Presidente da Comissão de Direitos Humanos do Legislativo (Codir), Enio Brizola (PT) comentou que o colegiado encaminhou denúncia ao Ministério Público assim que notificado da situação. Uma das falas que temos feito é sobre discutir a situação das finanças do Município. Qual a realidade financeira e de endividamento que faz o Executivo se socorrer de fundos públicos conquistados a muito custo pelas entidades? Isso desmobiliza o voluntariado e os doadores. Quando a pessoa faz a destinação, ela quer ajudar um trabalho social”, pontuou o vereador.

Lar São Vicente de Paula

Responsável pelo atendimento integral a 44 idosos carentes da cidade, o Lar São Vicente é hoje a única entidade habilitada a receber recursos do fundo municipal. Diretamente impactada pela decisão da Prefeitura, a instituição lamenta a transferência de verbas cuja captação depende em muito do esforço de colaboradores e voluntários na área.

Foi uma bomba de água fria. Trabalhamos dia após dia conquistando a confiança dos nossos doadores. Prestamos contas mensalmente. Toda a diretoria é voluntária. Não utilizamos valores nem para gasolina. É um trabalho sério e transparente. Fomos pegos de surpresa com essa informação. Não houve comunicado. Gostaria que o secretário (da Fazenda) colocasse no papel que receberemos o valor que está lá, assim como os juros e correção monetária. Precisamos de um documento assinado com essas informações. O dinheiro é de quem o destinou”, salientou Leonício Fonseca.
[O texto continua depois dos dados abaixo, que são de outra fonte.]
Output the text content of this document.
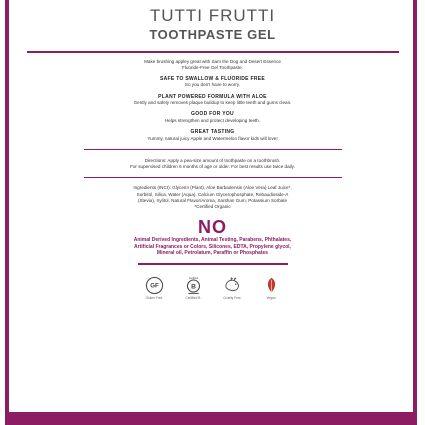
TUTTI FRUTTI
TOOTHPASTE GEL
Make brushing appley great with Sam the Dog and Desert Essence
Fluoride-Free Gel Toothpaste.
SAFE TO SWALLOW & FLUORIDE FREE
So you don't have to worry.
PLANT POWERED FORMULA WITH ALOE
Gently and safely removes plaque buildup to keep little teeth and gums clean.
GOOD FOR YOU
Helps strengthen and protect developing teeth.
GREAT TASTING
Yummy, natural juicy Apple and Watermelon flavor kids will love!
Directions: Apply a pea-size amount of toothpaste on a toothbrush.
For supervised children 6 months of age or older. For best results use twice daily.
Ingredients (INCI): Glycerin (Plant), Aloe Barbadensis (Aloe Vera) Leaf Juice*,
Sorbitol, Silica, Water (Aqua), Calcium Glycerophosphate, Rebaudioside-A
(Stevia), Xylitol, Natural Flavor/Aroma, Xanthan Gum, Potassium Sorbate
*Certified Organic
NO
Animal Derived Ingredients, Animal Testing, Parabens, Phthalates,
Artificial Fragrances or Colors, Silicones, EDTA, Propylene glycol,
Mineral oil, Petrolatum, Paraffin or Phosphates
GF
Gluten Free
B
Certified
Certified B	Cruelty Free	Vegan
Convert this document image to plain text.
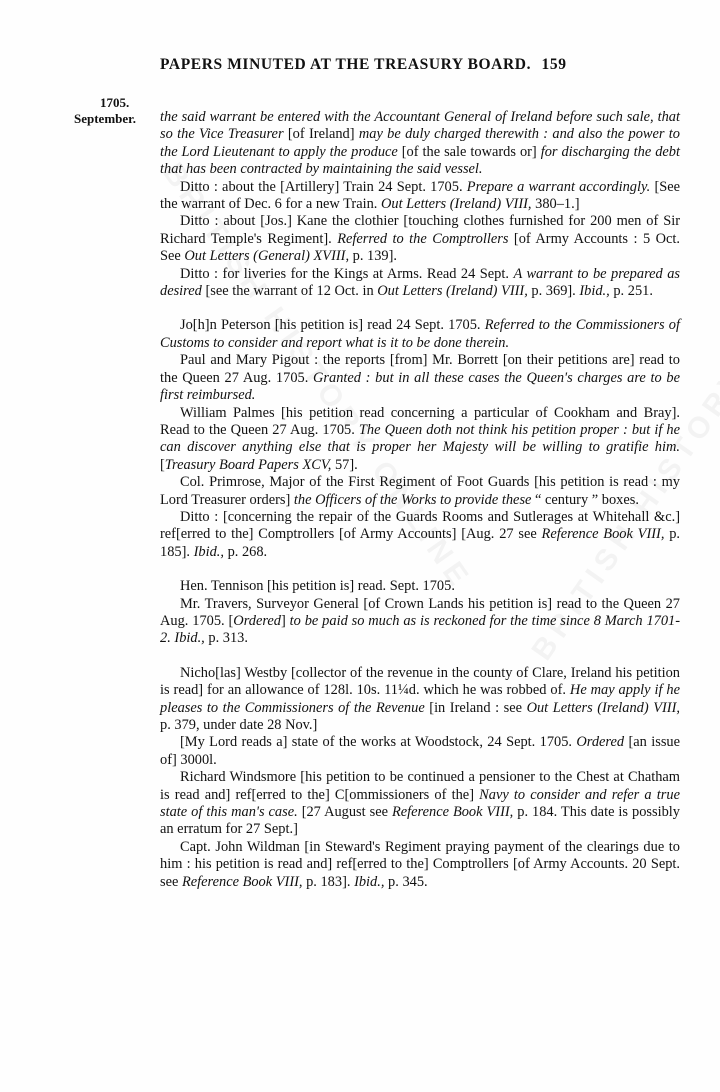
PAPERS MINUTED AT THE TREASURY BOARD. 159
1705.
September. the said warrant be entered with the Accountant General of Ireland before such sale, that so the Vice Treasurer [of Ireland] may be duly charged therewith : and also the power to the Lord Lieutenant to apply the produce [of the sale towards or] for discharging the debt that has been contracted by maintaining the said vessel.

Ditto : about the [Artillery] Train 24 Sept. 1705. Prepare a warrant accordingly. [See the warrant of Dec. 6 for a new Train. Out Letters (Ireland) VIII, 380–1.]

Ditto : about [Jos.] Kane the clothier [touching clothes furnished for 200 men of Sir Richard Temple's Regiment]. Referred to the Comptrollers [of Army Accounts : 5 Oct. See Out Letters (General) XVIII, p. 139].

Ditto : for liveries for the Kings at Arms. Read 24 Sept. A warrant to be prepared as desired [see the warrant of 12 Oct. in Out Letters (Ireland) VIII, p. 369]. Ibid., p. 251.

Jo[h]n Peterson [his petition is] read 24 Sept. 1705. Referred to the Commissioners of Customs to consider and report what is it to be done therein.

Paul and Mary Pigout : the reports [from] Mr. Borrett [on their petitions are] read to the Queen 27 Aug. 1705. Granted : but in all these cases the Queen's charges are to be first reimbursed.

William Palmes [his petition read concerning a particular of Cookham and Bray]. Read to the Queen 27 Aug. 1705. The Queen doth not think his petition proper : but if he can discover anything else that is proper her Majesty will be willing to gratifie him. [Treasury Board Papers XCV, 57].

Col. Primrose, Major of the First Regiment of Foot Guards [his petition is read : my Lord Treasurer orders] the Officers of the Works to provide these “ century ” boxes.

Ditto : [concerning the repair of the Guards Rooms and Sutlerages at Whitehall &c.] ref[erred to the] Comptrollers [of Army Accounts] [Aug. 27 see Reference Book VIII, p. 185]. Ibid., p. 268.

Hen. Tennison [his petition is] read. Sept. 1705.

Mr. Travers, Surveyor General [of Crown Lands his petition is] read to the Queen 27 Aug. 1705. [Ordered] to be paid so much as is reckoned for the time since 8 March 1701-2. Ibid., p. 313.

Nicho[las] Westby [collector of the revenue in the county of Clare, Ireland his petition is read] for an allowance of 128l. 10s. 11¼d. which he was robbed of. He may apply if he pleases to the Commissioners of the Revenue [in Ireland : see Out Letters (Ireland) VIII, p. 379, under date 28 Nov.]

[My Lord reads a] state of the works at Woodstock, 24 Sept. 1705. Ordered [an issue of] 3000l.

Richard Windsmore [his petition to be continued a pensioner to the Chest at Chatham is read and] ref[erred to the] C[ommissioners of the] Navy to consider and refer a true state of this man's case. [27 August see Reference Book VIII, p. 184. This date is possibly an erratum for 27 Sept.]

Capt. John Wildman [in Steward's Regiment praying payment of the clearings due to him : his petition is read and] ref[erred to the] Comptrollers [of Army Accounts. 20 Sept. see Reference Book VIII, p. 183]. Ibid., p. 345.
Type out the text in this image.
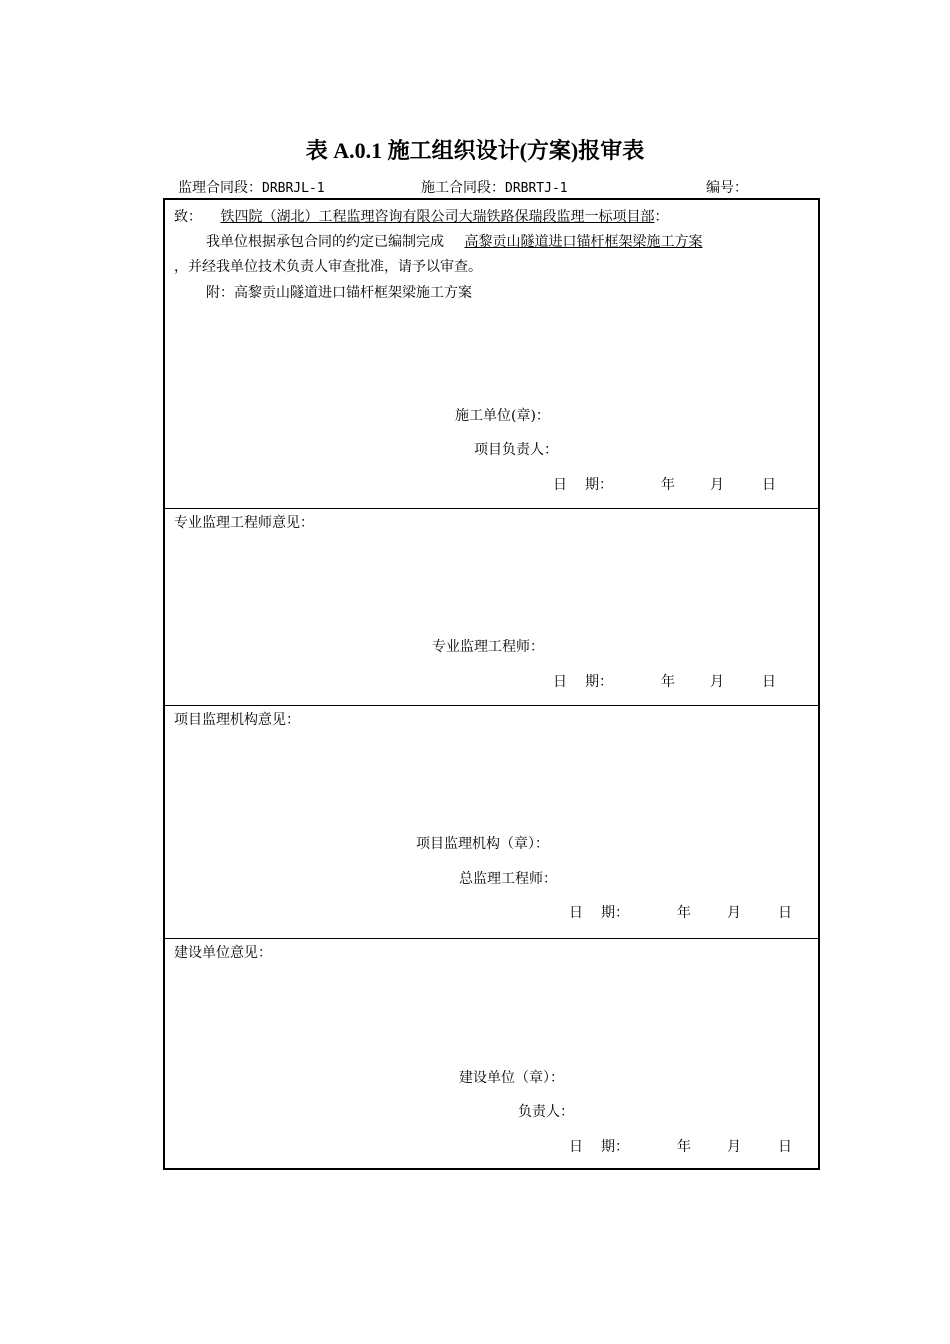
表 A.0.1 施工组织设计(方案)报审表
监理合同段：DRBRJL-1	施工合同段：DRBRTJ-1	编号：
致： 铁四院（湖北）工程监理咨询有限公司大瑞铁路保瑞段监理一标项目部：
我单位根据承包合同的约定已编制完成 高黎贡山隧道进口锚杆框架梁施工方案
，并经我单位技术负责人审查批准，请予以审查。
附：高黎贡山隧道进口锚杆框架梁施工方案
施工单位(章)：
项目负责人：
日 期：	年	月	日
专业监理工程师意见：
专业监理工程师：
日 期：	年	月	日
项目监理机构意见：
项目监理机构（章）：
总监理工程师：
日 期：	年	月	日
建设单位意见：
建设单位（章）：
负责人：
日 期：	年	月	日
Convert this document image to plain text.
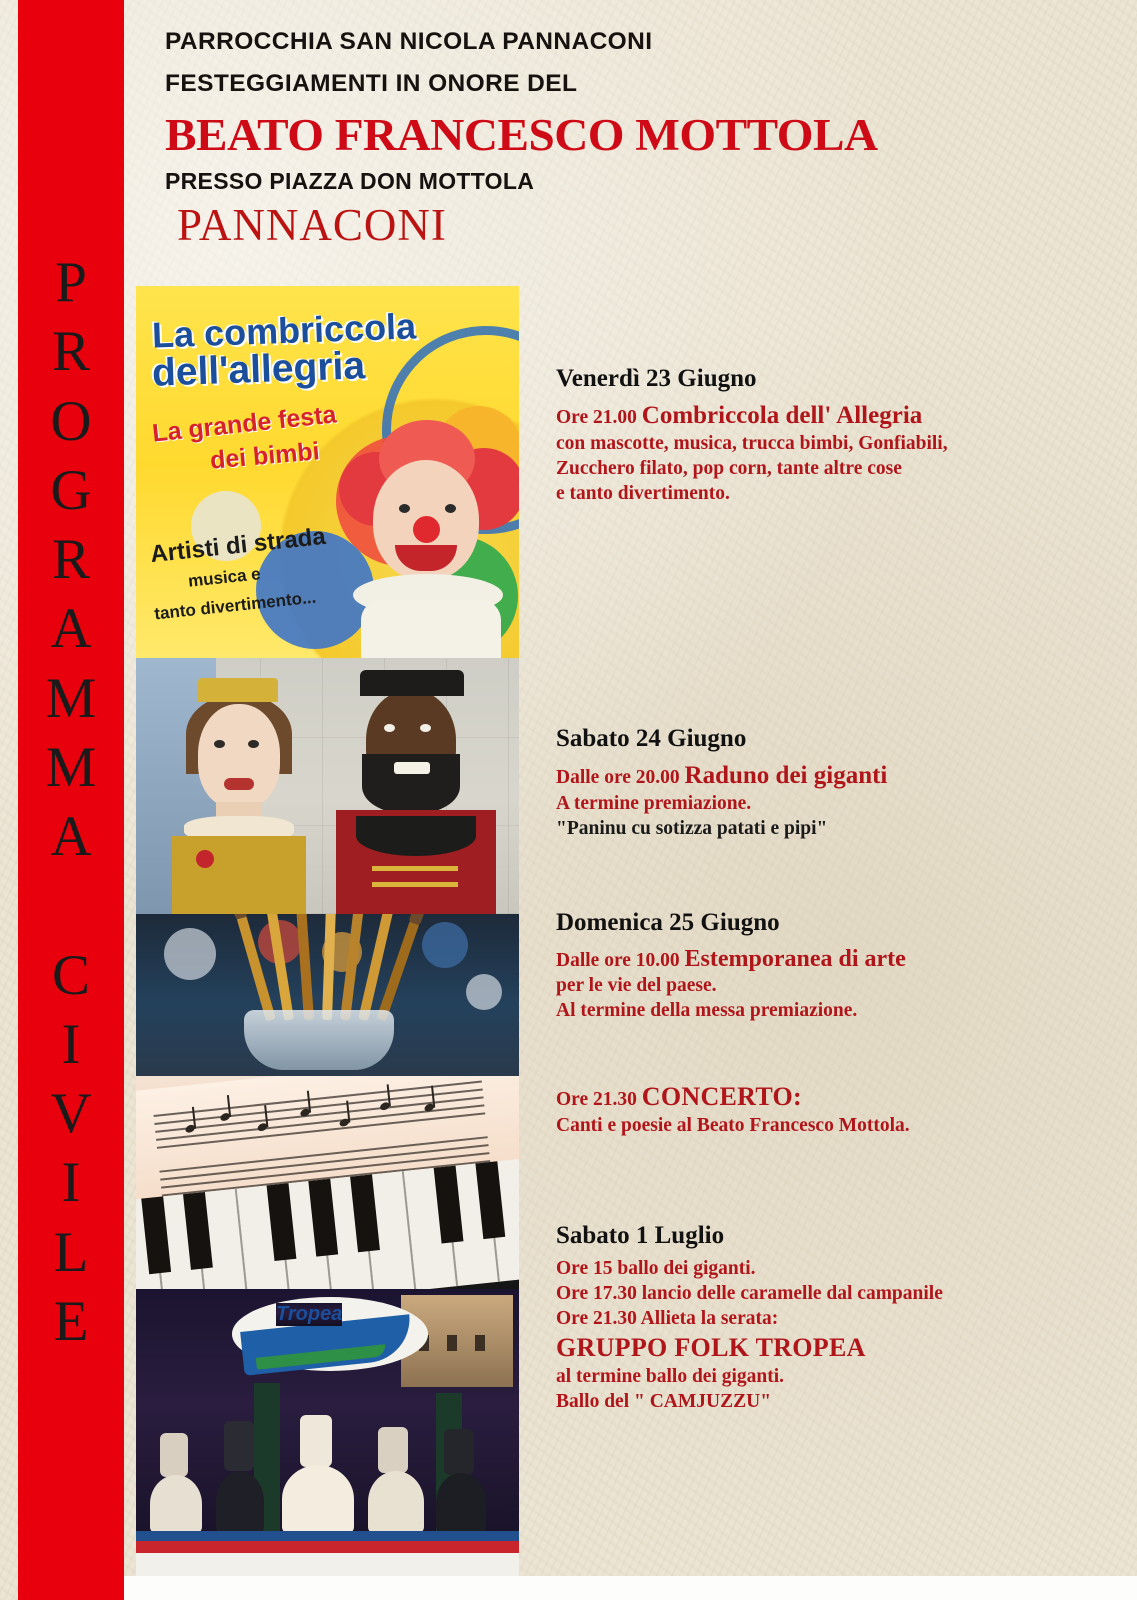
P
R
O
G
R
A
M
M
A

C
I
V
I
L
E
PARROCCHIA SAN NICOLA PANNACONI
FESTEGGIAMENTI IN ONORE DEL
BEATO FRANCESCO MOTTOLA
PRESSO PIAZZA DON MOTTOLA
PANNACONI
La combriccola
dell'allegria
La grande festa
dei bimbi
Artisti di strada
musica e
tanto divertimento...
Tropea
Venerdì 23 Giugno
Ore 21.00 Combriccola dell' Allegria
con mascotte, musica, trucca bimbi, Gonfiabili,
Zucchero filato, pop corn, tante altre cose
e tanto divertimento.
Sabato 24 Giugno
Dalle ore 20.00 Raduno dei giganti
A termine premiazione.
"Paninu cu sotizza patati e pipi"
Domenica 25 Giugno
Dalle ore 10.00 Estemporanea di arte
per le vie del paese.
Al termine della messa premiazione.
Ore 21.30 CONCERTO:
Canti e poesie al Beato Francesco Mottola.
Sabato 1 Luglio
Ore 15 ballo dei giganti.
Ore 17.30 lancio delle caramelle dal campanile
Ore 21.30 Allieta la serata:
GRUPPO FOLK TROPEA
al termine ballo dei giganti.
Ballo del " CAMJUZZU"
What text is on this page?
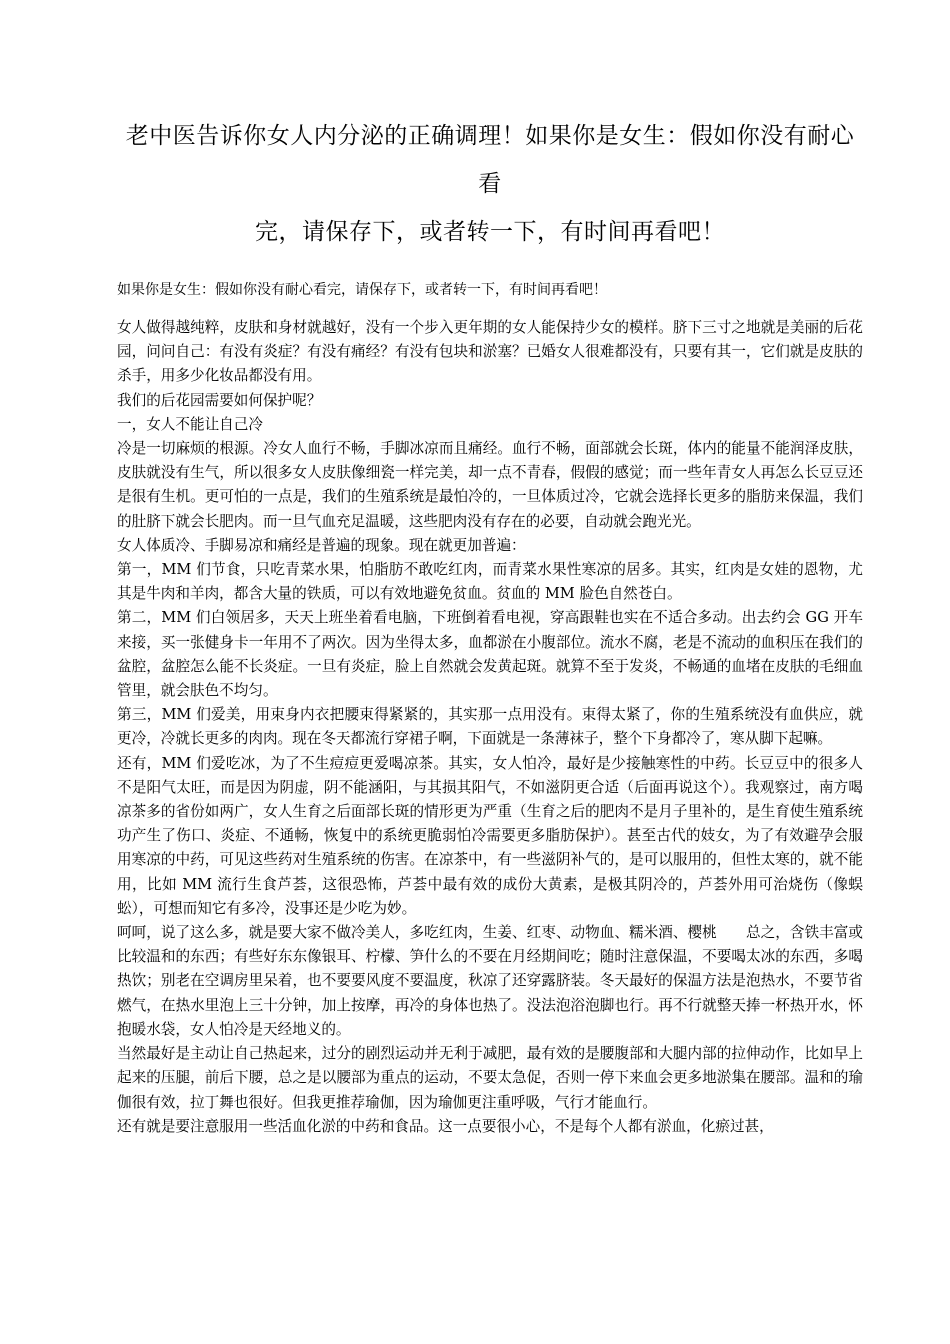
老中医告诉你女人内分泌的正确调理！如果你是女生：假如你没有耐心看
完，请保存下，或者转一下，有时间再看吧！

如果你是女生：假如你没有耐心看完，请保存下，或者转一下，有时间再看吧！

女人做得越纯粹，皮肤和身材就越好，没有一个步入更年期的女人能保持少女的模样。脐下三寸之地就是美丽的后花园，问问自己：有没有炎症？有没有痛经？有没有包块和淤塞？已婚女人很难都没有，只要有其一，它们就是皮肤的杀手，用多少化妆品都没有用。

我们的后花园需要如何保护呢？

一，女人不能让自己冷

冷是一切麻烦的根源。冷女人血行不畅，手脚冰凉而且痛经。血行不畅，面部就会长斑，体内的能量不能润泽皮肤，皮肤就没有生气，所以很多女人皮肤像细瓷一样完美，却一点不青春，假假的感觉；而一些年青女人再怎么长豆豆还是很有生机。更可怕的一点是，我们的生殖系统是最怕冷的，一旦体质过冷，它就会选择长更多的脂肪来保温，我们的肚脐下就会长肥肉。而一旦气血充足温暖，这些肥肉没有存在的必要，自动就会跑光光。

女人体质冷、手脚易凉和痛经是普遍的现象。现在就更加普遍：

第一，MM 们节食，只吃青菜水果，怕脂肪不敢吃红肉，而青菜水果性寒凉的居多。其实，红肉是女娃的恩物，尤其是牛肉和羊肉，都含大量的铁质，可以有效地避免贫血。贫血的 MM 脸色自然苍白。

第二，MM 们白领居多，天天上班坐着看电脑，下班倒着看电视，穿高跟鞋也实在不适合多动。出去约会 GG 开车来接，买一张健身卡一年用不了两次。因为坐得太多，血都淤在小腹部位。流水不腐，老是不流动的血积压在我们的盆腔，盆腔怎么能不长炎症。一旦有炎症，脸上自然就会发黄起斑。就算不至于发炎，不畅通的血堵在皮肤的毛细血管里，就会肤色不均匀。

第三，MM 们爱美，用束身内衣把腰束得紧紧的，其实那一点用没有。束得太紧了，你的生殖系统没有血供应，就更冷，冷就长更多的肉肉。现在冬天都流行穿裙子啊，下面就是一条薄袜子，整个下身都冷了，寒从脚下起嘛。

还有，MM 们爱吃冰，为了不生痘痘更爱喝凉茶。其实，女人怕冷，最好是少接触寒性的中药。长豆豆中的很多人不是阳气太旺，而是因为阴虚，阴不能涵阳，与其损其阳气，不如滋阴更合适（后面再说这个）。我观察过，南方喝凉茶多的省份如两广，女人生育之后面部长斑的情形更为严重（生育之后的肥肉不是月子里补的，是生育使生殖系统功产生了伤口、炎症、不通畅，恢复中的系统更脆弱怕冷需要更多脂肪保护）。甚至古代的妓女，为了有效避孕会服用寒凉的中药，可见这些药对生殖系统的伤害。在凉茶中，有一些滋阴补气的，是可以服用的，但性太寒的，就不能用，比如 MM 流行生食芦荟，这很恐怖，芦荟中最有效的成份大黄素，是极其阴冷的，芦荟外用可治烧伤（像蜈蚣），可想而知它有多冷，没事还是少吃为妙。

呵呵，说了这么多，就是要大家不做冷美人，多吃红肉，生姜、红枣、动物血、糯米酒、樱桃　　总之，含铁丰富或比较温和的东西；有些好东东像银耳、柠檬、笋什么的不要在月经期间吃；随时注意保温，不要喝太冰的东西，多喝热饮；别老在空调房里呆着，也不要要风度不要温度，秋凉了还穿露脐装。冬天最好的保温方法是泡热水，不要节省燃气，在热水里泡上三十分钟，加上按摩，再冷的身体也热了。没法泡浴泡脚也行。再不行就整天捧一杯热开水，怀抱暖水袋，女人怕冷是天经地义的。

当然最好是主动让自己热起来，过分的剧烈运动并无利于减肥，最有效的是腰腹部和大腿内部的拉伸动作，比如早上起来的压腿，前后下腰，总之是以腰部为重点的运动，不要太急促，否则一停下来血会更多地淤集在腰部。温和的瑜伽很有效，拉丁舞也很好。但我更推荐瑜伽，因为瑜伽更注重呼吸，气行才能血行。

还有就是要注意服用一些活血化淤的中药和食品。这一点要很小心，不是每个人都有淤血，化瘀过甚，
Felipe Kuhn Braun defendeu a convocação do secretário Gilberto dos Reis. Não se sabe se esse dinheiro realmente voltará”, lamentou o progressista. Raizer Ferreira (PSDB) propôs que os vereadores elaborem e assinem um requerimento questionando sobre como será feita a devolução dos valores. Com isso, a resposta será registrada em documento assinado por representante do Executivo. O presidente da Câmara, Fernando Lourenço (PDT), acolheu a sugestão e afirmou que a Casa deve encaminhar o pedido de informações já durante a sessão desta quarta-feira, 22.

Secretária da Codir, Lourdes Valim (Republicanos) manifestou sua solidariedade às instituições. “Tirar de um idoso é como tirar de uma criança, pois eles também são indefesos. Quando se tira de um idoso, dói na nossa alma”, frisou. Inspetor Luz (MDB) lembrou que o texto da emenda constitucional permite, mas não obriga a retirada de valores dos fundos públicos. O Código Penal prevê que pegar cartão de aposentado e fazer uso da pensão em direito próprio é crime. E desviar dinheiro dessa forma pode ser o quê? Não é assim que se conduz”, asseverou.

Cristiano Coller (PTB) acredita que muitas instituições, não apenas na área do atendimento ao idoso, podem sofrer um baque nas doações recebidas devido ao clima de desconfiança que se criou. “A cidade está perplexa. O dinheiro não é do Executivo. Ele vem de doações e pertence às entidades”, acrescentou Finck.

Líder do Governo na Câmara, Ricardo Ritter – Ica (PSDB) reforçou que não houve ilegalidade na movimentação dos recursos. “Sou um grande defensor do secretário da Fazenda, porque ele é um homem que está na vida pública há mais de 40 anos. Tenho certeza de que ele não colocaria sua trajetória como funcionário público em jogo por alguma ilegalidade. São palavras dele de que os rendimentos não serão perdidos. O dinheiro continua rendendo e todo mundo o receberá; não só o Fundo do Idoso, mas também os demais que tiveram seus recursos redirecionados”, assegurou o vereador tucano.